There’s an art to guiding museum tours — and this guide is one very haughty artist.
A staffer at Düsseldorf’s Kunstpalast art museum puts on a twice-monthly “Grumpy Guide” tour in which the surly instructor deliberately insults and belittles his guests — to their utter bemusement.
Joseph Langelinck’s “highly unpleasant” tours cost around $8 USD, and they’ve reportedly sold out every session since they launched in May, with bookings well into 2026.
During the 70-minute walking tour, Langelinck — not a real person but the alter ego of performance artist Carl Brandi — wags his finger in guests’ faces, admonishes them for being on their phones or taking a seat, and mocks their ignorance while going through the museum.
“I never insult visitors directly, based on their personality or their appearance, but I insult them as a group,” Brandi, 33, told The Guardian.
“My contempt is directed at an inferred ignorance that may not even exist. But I try to make them feel as ignorant as possible.”
Brandi credited the attraction’s popularity to the “emotional ride” of his off-putting presentation.
“We all know comedy or cabaret formats where the performer’s bad mood or aggressive attitude is key to the show, it’s just not something we’re used to seeing in museums,” he explained. “And unlike in a comedy show, there’s no barrier between the character and the audience here.”
Brandi even gave Langelinck a whole character backstory: He’s a distant relative of Johann Wilhelm von der Pfalz, the Elector Palatine, whose vast collection provides most of the artworks on display.
Langelinck appears disgusted by society’s misgivings about art, such as the notion that it’s only “entertainment.” The audience comes to realize that his character’s severe approach comes from his ruptured ego.

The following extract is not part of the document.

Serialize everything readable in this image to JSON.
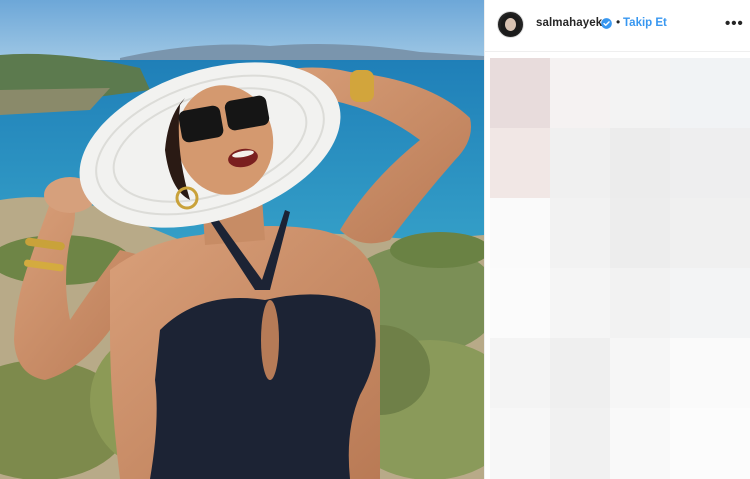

The Guardian reporter Philip Oltermann experienced Langelinck’s disagreeable demeanor firsthand during a recent tour in which Brandi’s pet persona stopped next to a Renaissance sculpture of a man with a wooden club and asked his group to name which mythical hero was being portrayed.
“Hercules?” a woman in the front sheepishly asked. Langelinck responded to the soft-spoken answer with, “If you know the answer, why can’t you tell us in a way that those at the back can hear you, too?”
He then challenged 62-year-old Corinna Schröder to name the 12 Labors of Hercules in chronological order. When she couldn’t do it, Langelinck responded with an eye roll.
“Oh god, I feel like I’m back at school,” Schröder sighed.
By the end of the tour, the Langelinck character seems to be on the verge of a breakdown, ringing the bell inside a plaster bell tower, made by the artist Inge Mahn in 1971, furiously.
Museums are looking for new and creative ways to attract younger audiences and more people in general, and Kunstpalast director Felix Krämer felt inspired to hire Brandi after seeing the viral success of restaurants with purposefully “rude waiters,” like Karen’s Diner.
“In fine art museums, there is always a kind of power imbalance between the museum’s assertion that ‘we can decide what is worth seeing here’ and the visitors, who more or less have to comply,” Brandi shared.
“And to turn this power imbalance on its head and say what some people might believe anyway when they go to a museum — that the museum has no idea, they’re just showing you anything — I think people find that refreshing.”